Die Corona-Krise hat die deutschen Aufnahmeeinrichtungen für Asylbewerber erreicht. In den vergangenen dreißig Tagen kam es zu einem deutlichen Anstieg der Infektionszahlen in den Aufnahmeeinrichtungen mehrerer Bundesländer. Dem Bundesinnenministerium zufolge gab es Mitte März um die zwanzig infizierte Asylbewerber bundesweit und noch einmal so viele Verdachtsfälle. Seitdem haben sich diese Zahlen – wie manch andere auch – vervielfacht. Dabei werden die einzelnen Vorgänge wohl nur als Puzzle verständlich, bei dem ein Teil in das andere greift.

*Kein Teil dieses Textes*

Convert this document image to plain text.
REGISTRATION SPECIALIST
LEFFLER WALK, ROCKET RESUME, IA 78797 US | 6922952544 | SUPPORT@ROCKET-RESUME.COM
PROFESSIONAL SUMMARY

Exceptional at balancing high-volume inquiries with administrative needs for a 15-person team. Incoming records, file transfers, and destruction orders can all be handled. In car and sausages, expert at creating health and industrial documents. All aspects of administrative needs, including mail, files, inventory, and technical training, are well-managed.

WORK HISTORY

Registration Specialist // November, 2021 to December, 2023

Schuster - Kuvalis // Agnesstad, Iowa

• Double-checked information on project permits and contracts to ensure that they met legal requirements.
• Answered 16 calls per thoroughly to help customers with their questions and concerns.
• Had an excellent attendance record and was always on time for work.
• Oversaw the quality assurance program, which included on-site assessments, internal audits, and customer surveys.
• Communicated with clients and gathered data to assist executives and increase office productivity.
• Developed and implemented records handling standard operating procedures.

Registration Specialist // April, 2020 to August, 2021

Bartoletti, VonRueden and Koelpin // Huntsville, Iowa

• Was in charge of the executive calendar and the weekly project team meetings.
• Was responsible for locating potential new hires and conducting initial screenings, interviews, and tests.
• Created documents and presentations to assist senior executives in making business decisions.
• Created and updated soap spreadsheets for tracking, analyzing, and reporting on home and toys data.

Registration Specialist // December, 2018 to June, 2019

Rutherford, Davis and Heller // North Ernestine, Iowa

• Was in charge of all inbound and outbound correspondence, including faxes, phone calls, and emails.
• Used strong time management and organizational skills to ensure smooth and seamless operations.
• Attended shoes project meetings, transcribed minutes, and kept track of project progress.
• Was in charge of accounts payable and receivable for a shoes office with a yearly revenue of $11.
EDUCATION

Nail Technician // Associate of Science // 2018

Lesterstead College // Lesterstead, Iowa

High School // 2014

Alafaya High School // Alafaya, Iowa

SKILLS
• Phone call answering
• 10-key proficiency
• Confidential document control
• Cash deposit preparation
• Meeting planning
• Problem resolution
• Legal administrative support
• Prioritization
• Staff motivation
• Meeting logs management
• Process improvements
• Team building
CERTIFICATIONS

Daneben hatten sich auch fünf Mitarbeiter der betreibenden Malteser-Werke infiziert. In der Folge stieg der Krankenstand der Belegschaft deutlich an, und der ordnungsgemäße Ablauf in der Einrichtung schien gefährdeter denn je. Der zur Stelle geeilte Innenstaatssekretär Thomas Lenz (CDU) bestritt schlichtweg, dass in den Aufnahmeeinrichtungen des Landes Mecklenburg-Vorpommern »unhaltbare Hygiene-Zustände« herrschten. Alle Neuzugänge würden getestet. Doch wer nicht unter Quarantäne stehe, der dürfe sich eben frei bewegen – wie andere »Bürger« auch. Das Dumme ist nur. Zu diesem Zeitpunkt hatten schon »mehrere mit dem Corona-Virus infizierte Asylbewerber« ihr Ausweichquartier in Parchim verlassen und waren »tagelang« unauffindbar.
DDR und Demokratie
Eine parlamentarische Untersuchung der Vorfälle forderte darauf Nikolaus Kramer, AfD-Fraktionschef im Schweriner Landtag. Die Überprüfung durch den zuständigen Staatssekretär sei zu wenig: »Das Ministerium hat 30 Jahre nach dem Ende der DDR scheinbar wieder vergessen, was Demokratie in Mecklenburg-Vorpommern heißt.« Inzwischen konnte sich auch der Innenausschuss des Landtags ein Bild der Lage machen.
Doch anhaltende Kritik am Behördenhandeln kommt auch von der anderen Seite des politischen Spektrums. Die hygienischen Bedingungen in Stern Buchholz prangert auch der »Flüchtlingsrat Mecklenburg-Vorpommern« an. Zusammen mit ihrem inoffiziellen Dachverein »Pro Asyl« wenden sich die in verschiedenen Bundesländern operierenden »Flüchtlingsräte« inzwischen allgemein gegen eine »Massenunterbringung« von Asylbewerbern in Aufnahmeeinrichtungen, da dies keine Sicherheit gegen Infektionskrankheiten biete. Im März hatten die vereinten »Flüchtlingsräte« eine Erklärung herausgegeben, in denen sie die »enge Belegung« und die »meist gemeinschaftliche Nutzung von Bädern, Küchen und anderen Flächen« kritisierten. In Corona-Zeiten sei dies »nicht zu verantworten«.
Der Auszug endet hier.